• Por Antonio Méndez

La pareja Jace Lasek y Olga Goreas forman el centro de este conjunto psicodélico canadiense que graba en Jagjaguwar, un sello que también ha editado discos de Black Mountain o “Farm”, el estupendo trabajo de Dinosaur Jr.

The Besnard Lakes tienen huellas lisérgicas, progresivas, dream pop, shoegazer, noise pop, ambient… con ecos de los Beach Boys, Cocteau Twins, Galaxie 500, Pink Floyd, Ride

La banda enfatiza la creación de atmósferas con densas capas instrumentales y melodías ensoñadoras, pero la sinergia se desenfoca en ocasiones perdiéndose en la monotonía y en la rutina.

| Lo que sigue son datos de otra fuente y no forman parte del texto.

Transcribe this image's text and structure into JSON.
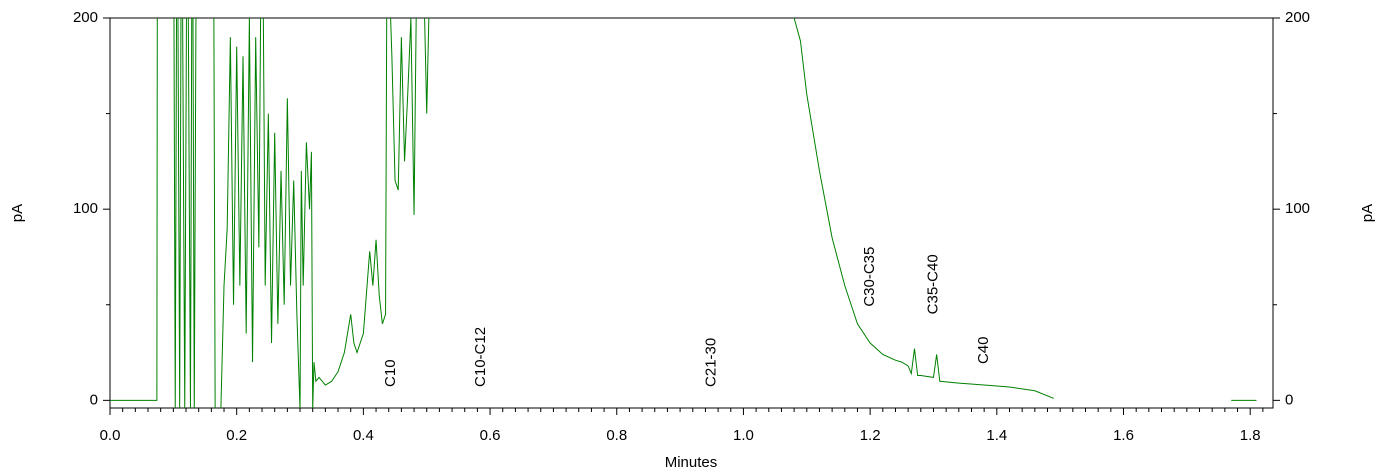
{
  "chart_data": {
    "type": "line",
    "x_label": "Minutes",
    "y_label": "pA",
    "y2_label": "pA",
    "color": "#008000",
    "xlim": [
      0,
      1.836
    ],
    "xticks": [
      {
        "value": 0,
        "label": "0.0"
      },
      0.2,
      0.4,
      0.6,
      0.8,
      {
        "value": 1,
        "label": "1.0"
      },
      1.2,
      1.4,
      1.6,
      1.8
    ],
    "ylim": [
      -4,
      200
    ],
    "yticks": [
      0,
      100,
      200
    ],
    "y2lim": [
      -4,
      200
    ],
    "y2ticks": [
      0,
      100,
      200
    ],
    "x": [
      0,
      0.02,
      0.04,
      0.06,
      0.074,
      0.075,
      0.1,
      0.103,
      0.106,
      0.11,
      0.113,
      0.118,
      0.122,
      0.127,
      0.13,
      0.133,
      0.137,
      0.163,
      0.166,
      0.175,
      0.18,
      0.185,
      0.19,
      0.195,
      0.2,
      0.205,
      0.21,
      0.215,
      0.22,
      0.225,
      0.23,
      0.235,
      0.24,
      0.245,
      0.25,
      0.255,
      0.26,
      0.265,
      0.27,
      0.275,
      0.28,
      0.285,
      0.29,
      0.295,
      0.3,
      0.302,
      0.305,
      0.31,
      0.315,
      0.318,
      0.32,
      0.322,
      0.325,
      0.33,
      0.34,
      0.35,
      0.36,
      0.37,
      0.38,
      0.385,
      0.39,
      0.4,
      0.41,
      0.415,
      0.42,
      0.425,
      0.43,
      0.435,
      0.438,
      0.44,
      0.445,
      0.45,
      0.455,
      0.46,
      0.465,
      0.47,
      0.475,
      0.48,
      0.485,
      0.49,
      0.5,
      0.51,
      0.52,
      1.08,
      1.09,
      1.1,
      1.12,
      1.14,
      1.16,
      1.18,
      1.2,
      1.22,
      1.24,
      1.25,
      1.26,
      1.265,
      1.27,
      1.275,
      1.28,
      1.3,
      1.305,
      1.31,
      1.34,
      1.38,
      1.42,
      1.46,
      1.49,
      1.6,
      1.77,
      1.81
    ],
    "values": [
      0,
      0,
      0,
      0,
      0,
      300,
      300,
      -5,
      300,
      -5,
      300,
      -5,
      300,
      -5,
      300,
      -5,
      300,
      300,
      -5,
      -5,
      60,
      90,
      190,
      50,
      185,
      60,
      180,
      35,
      200,
      20,
      190,
      80,
      300,
      60,
      150,
      30,
      140,
      40,
      120,
      50,
      158,
      60,
      115,
      45,
      -5,
      120,
      60,
      135,
      100,
      130,
      -5,
      20,
      10,
      12,
      8,
      10,
      15,
      25,
      45,
      30,
      25,
      35,
      78,
      60,
      84,
      55,
      40,
      45,
      300,
      230,
      180,
      115,
      110,
      190,
      125,
      160,
      200,
      97,
      250,
      300,
      150,
      300,
      300,
      200,
      188,
      160,
      120,
      85,
      60,
      40,
      30,
      24,
      21,
      20,
      18,
      14,
      27,
      13,
      13,
      12,
      24,
      10,
      9,
      8,
      7,
      5,
      1,
      null,
      0,
      0
    ],
    "annotations": [
      {
        "text": "C10",
        "x": 0.444,
        "y": 7
      },
      {
        "text": "C10-C12",
        "x": 0.586,
        "y": 7
      },
      {
        "text": "C21-30",
        "x": 0.95,
        "y": 7
      },
      {
        "text": "C30-C35",
        "x": 1.2,
        "y": 49
      },
      {
        "text": "C35-C40",
        "x": 1.3,
        "y": 45
      },
      {
        "text": "C40",
        "x": 1.38,
        "y": 19
      }
    ]
  }
}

“Like The Ocean, Like The Inocent” es un título dividido en dos partes que evoca pasajes espaciales a lo Pink Floyd. Ahora hacen sonar lamentos de guitarras blues rock y después baterías a lo John Bonham con armonías vocales que recuerdan a Crosby, Stills & Nash. No es la peor melodía del álbum.

En “Chicago Train” se escuchan zumbidos de violines, acordeones, densas capas de guitarras… El falsete recuerda a una de sus principales inspiraciones, Brian Wilson y los Beach Boys en su etapa psicodélico-experimental con un viraje final que conduce al grupo canadiense a la distorsión garajera.

“Albatross”, con voz líder de Olga, es un corte que cruza el psico-pop de Wilson con el noise pop. Trompetas, tempo laxo. Los arreglos vocales son logrados, pero en general la pieza resulta bastante aburrida.

En el medio tiempo “Glass Printer” destaca el uso del bajo y el efecto tormentoso de sus paisajes noise pop. También es sugerente su buen gusto en el trato vocal.

Al igual que hacían en el inicio, vuelven a partir un tema en dos tramos, “Land Of Living Skies”, de nuevo un ejercicio prog rock a lo Pink Floyd. El muro de trémulas guitarras ahoga la voz de Olga. Algo a evitar. Pero el crescendo posee intensidad, algo a lo que ayuda su fibrosa percusión.

Una de las mejores canciones del disco a pesar de cierta monotonía es “And This Is What We Call Progress”, medio tiempo de rock psicodélico con arañantes cuerdas de fondo, punteos blues y distorsión en la guitarra rítmica a lo Crazy Horse.

La parte final, aunque con parciales aciertos en atmósferas, tienen más concepto de jam que de canción con enfoque. Psicodelia dream pop sin la trascendencia ambicionada.